Improve publicly reported data collection quality and availability, require all agencies collect, disaggregate and report health data in such a way that the impact of health conditions, policies or interventions on specific population groups are known. In order to eliminate health disparities, it is vital to have quality, comprehensive, and consistently available disaggregated data to identify disparities, develop targeted, culturally and linguistically appropriate policies and programs, and monitor progress in reducing health inequities. The gaps in data are due in part to the nation’s fragmented and antiquated public health surveillance systems and the lack of interoperability between clinical and public health systems, all of which make it more difficult for clinicians to collect and report accurate data to public health agencies. The COVID-19 pandemic magnified the inadequacy of currently available disaggregated data and the challenges to data surveillance systems that are essential to monitoring testing; collecting data on confirmed cases, hospitalizations, and deaths; and developing tailored interventions, in particular among communities of color. If public health officials and policymakers cannot accurately assess differences in the health of different population groups, including at a more granular demographic level than broad racial categories, they cannot effectively address health disparities and disease prevention.

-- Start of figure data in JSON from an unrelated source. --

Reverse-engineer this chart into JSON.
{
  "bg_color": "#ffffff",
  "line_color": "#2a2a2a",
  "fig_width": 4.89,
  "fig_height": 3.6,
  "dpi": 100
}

l Sustain and grow investments in public health data modernization at the federal, state, tribal, territorial and local levels, including by enabling electronic case reporting to state and local health agencies, educating providers on data collection and reporting, and reducing duplicate reporting systems to the federal government. All data should be collected and disaggregated by race and ethnicity.

l Ensure that all HHS programs and public health agencies collect and publicly report standardized health and administrative data in a timely fashion and disaggregated by race and ethnicity, in accordance with the

Office of Management and Budget

Standards for the Classification of

Federal Data on Race and Ethnicity,70

as well as by age, sex, primary language, disability status, sexual orientation, gender identity, and pregnancy status.